In periodi di forte immigrazione i timori sono solitamente di due tipi: il primo, alimentato da una parte del mondo politico, è che i nuovi arrivati possano togliere posti di lavoro alla popolazione autoctona; il secondo, che preoccupa gli economisti, è che i nuovi immigrati, accettando salari più bassi e non avendo mezzi per chiedere di più, potrebbero causare una caduta dei salari medi.
In questa fase storica nessuno di questi rischi potenziali si è concretizzato, spiega un articolo dell’Economic Policy Institute. “Nel 2023, il tasso di disoccupazione per i lavoratori nati negli Stati Uniti è stato in media del 3,6%, il più basso mai registrato. La percentuale di persone nate negli Stati Uniti che hanno un’età compresa tra i 25 e i 54 anni e lavorano è al livello più alto degli ultimi decenni”. Ancor più importante, è cresciuta a ritmi record anche la partecipazione al mercato del lavoro degli americani che non hanno un diploma di scuola superiore, cioè di persone che teoricamente potrebbero essere penalizzate dall’ingresso di manodopera a basso costo nel paese.
Per quanto riguarda i salari medi, in tempi economici normali i nuovi immigrati possono farli diminuire, soprattutto se i datori di lavoro assumono stranieri privi di documenti che non hanno i mezzi per chiedere condizioni migliori. Ma gli ultimi anni sono stati particolari dal punto di vista economico. I datori di lavoro, disperati perché non riuscivano a trovare dipendenti, hanno dovuto aumentare i salari, e ora ne beneficiano quasi tutti i lavoratori, anche molti immigrati (una situazione che spinge anche altre persone a cercare fortuna negli Stati Uniti). Il calo dei salari causato dalla recente immigrazione interesserà quindi una piccola parte dell’economia e dovrebbe essere limitato nel tempo.

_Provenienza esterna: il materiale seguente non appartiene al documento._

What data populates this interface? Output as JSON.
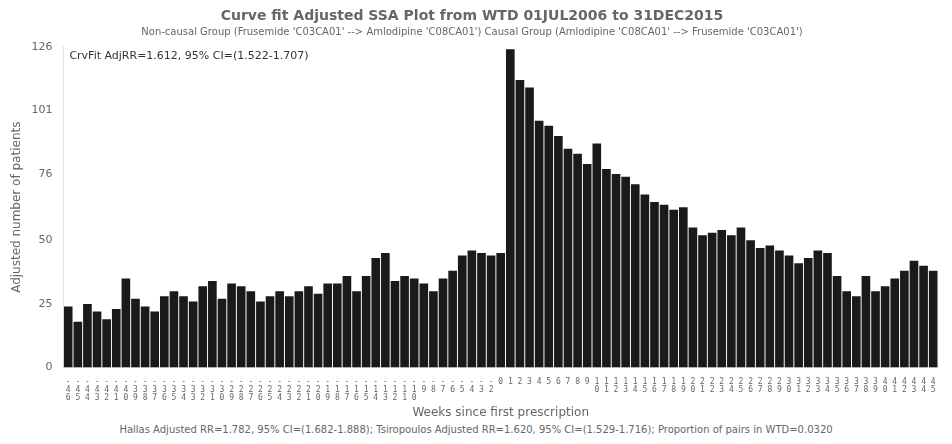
{
  "chart_data": {
    "type": "bar",
    "title": "Curve fit Adjusted SSA Plot from WTD 01JUL2006 to 31DEC2015",
    "subtitle": "Non-causal Group (Frusemide 'C03CA01' --> Amlodipine 'C08CA01') Causal Group (Amlodipine 'C08CA01' --> Frusemide 'C03CA01')",
    "ylabel": "Adjusted number of patients",
    "xlabel": "Weeks since first prescription",
    "annotation": "CrvFit AdjRR=1.612, 95% CI=(1.522-1.707)",
    "footer": "Hallas Adjusted RR=1.782, 95% CI=(1.682-1.888); Tsiropoulos Adjusted RR=1.620, 95% CI=(1.529-1.716); Proportion of pairs in WTD=0.0320",
    "categories": [
      "-46",
      "-45",
      "-44",
      "-43",
      "-42",
      "-41",
      "-40",
      "-39",
      "-38",
      "-37",
      "-36",
      "-35",
      "-34",
      "-33",
      "-32",
      "-31",
      "-30",
      "-29",
      "-28",
      "-27",
      "-26",
      "-25",
      "-24",
      "-23",
      "-22",
      "-21",
      "-20",
      "-19",
      "-18",
      "-17",
      "-16",
      "-15",
      "-14",
      "-13",
      "-12",
      "-11",
      "-10",
      "-9",
      "-8",
      "-7",
      "-6",
      "-5",
      "-4",
      "-3",
      "-2",
      "0",
      "1",
      "2",
      "3",
      "4",
      "5",
      "6",
      "7",
      "8",
      "9",
      "10",
      "11",
      "12",
      "13",
      "14",
      "15",
      "16",
      "17",
      "18",
      "19",
      "20",
      "21",
      "22",
      "23",
      "24",
      "25",
      "26",
      "27",
      "28",
      "29",
      "30",
      "31",
      "32",
      "33",
      "34",
      "35",
      "36",
      "37",
      "38",
      "39",
      "40",
      "41",
      "42",
      "43",
      "44",
      "45"
    ],
    "values": [
      24,
      18,
      25,
      22,
      19,
      23,
      35,
      27,
      24,
      22,
      28,
      30,
      28,
      26,
      32,
      34,
      27,
      33,
      32,
      30,
      26,
      28,
      30,
      28,
      30,
      32,
      29,
      33,
      33,
      36,
      30,
      36,
      43,
      45,
      34,
      36,
      35,
      33,
      30,
      35,
      38,
      44,
      46,
      45,
      44,
      45,
      125,
      113,
      110,
      97,
      95,
      91,
      86,
      84,
      80,
      88,
      78,
      76,
      75,
      72,
      68,
      65,
      64,
      62,
      63,
      55,
      52,
      53,
      54,
      52,
      55,
      50,
      47,
      48,
      46,
      44,
      41,
      43,
      46,
      45,
      36,
      30,
      28,
      36,
      30,
      32,
      35,
      38,
      42,
      40,
      38
    ],
    "color": "#1a1a1a",
    "ylim": [
      0,
      126
    ],
    "yticks": [
      0,
      25,
      50,
      76,
      101,
      126
    ],
    "grid": false
  }
}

Gli esperti sottolineano che il problema potrebbe essere limitato facilitando l’ingresso dei nuovi immigrati nel mondo del lavoro. La legge federale impone ai migranti che hanno presentato domanda di asilo di attendere quasi sei mesi prima di ricevere un permesso di lavoro. Spesso i tempi si allungano ulteriormente a causa dell’accumulo di cause arretrate. Nell’attesa, molti trovano lavoro nero come lavoratori giornalieri o venditori ambulanti. Altri, tra cui molti adolescenti entrati nel Paese come minori non accompagnati, cercano lavoro presentando documenti falsi. Inoltre, molti migranti non riescono a presentare domanda di asilo – un processo che può costare migliaia di dollari – quindi hanno poche possibilità di ottenere un permesso di lavoro. Di conseguenza spesso finiscono per lavorare illegalmente e sfruttati in settori con salari molto bassi.
In ogni caso, gli immigrati aiutano la società a crescere anche in altri modi, ad esempio avviando nuove imprese e contribuendo al progresso scientifico e tecnologico. Soprattutto, essendo mediamente giovani e avendo una lunga carriera lavorativa davanti a sé, aumentano le entrate fiscali. Un elemento decisivo, considerato il progressivo invecchiamento della popolazione statunitense.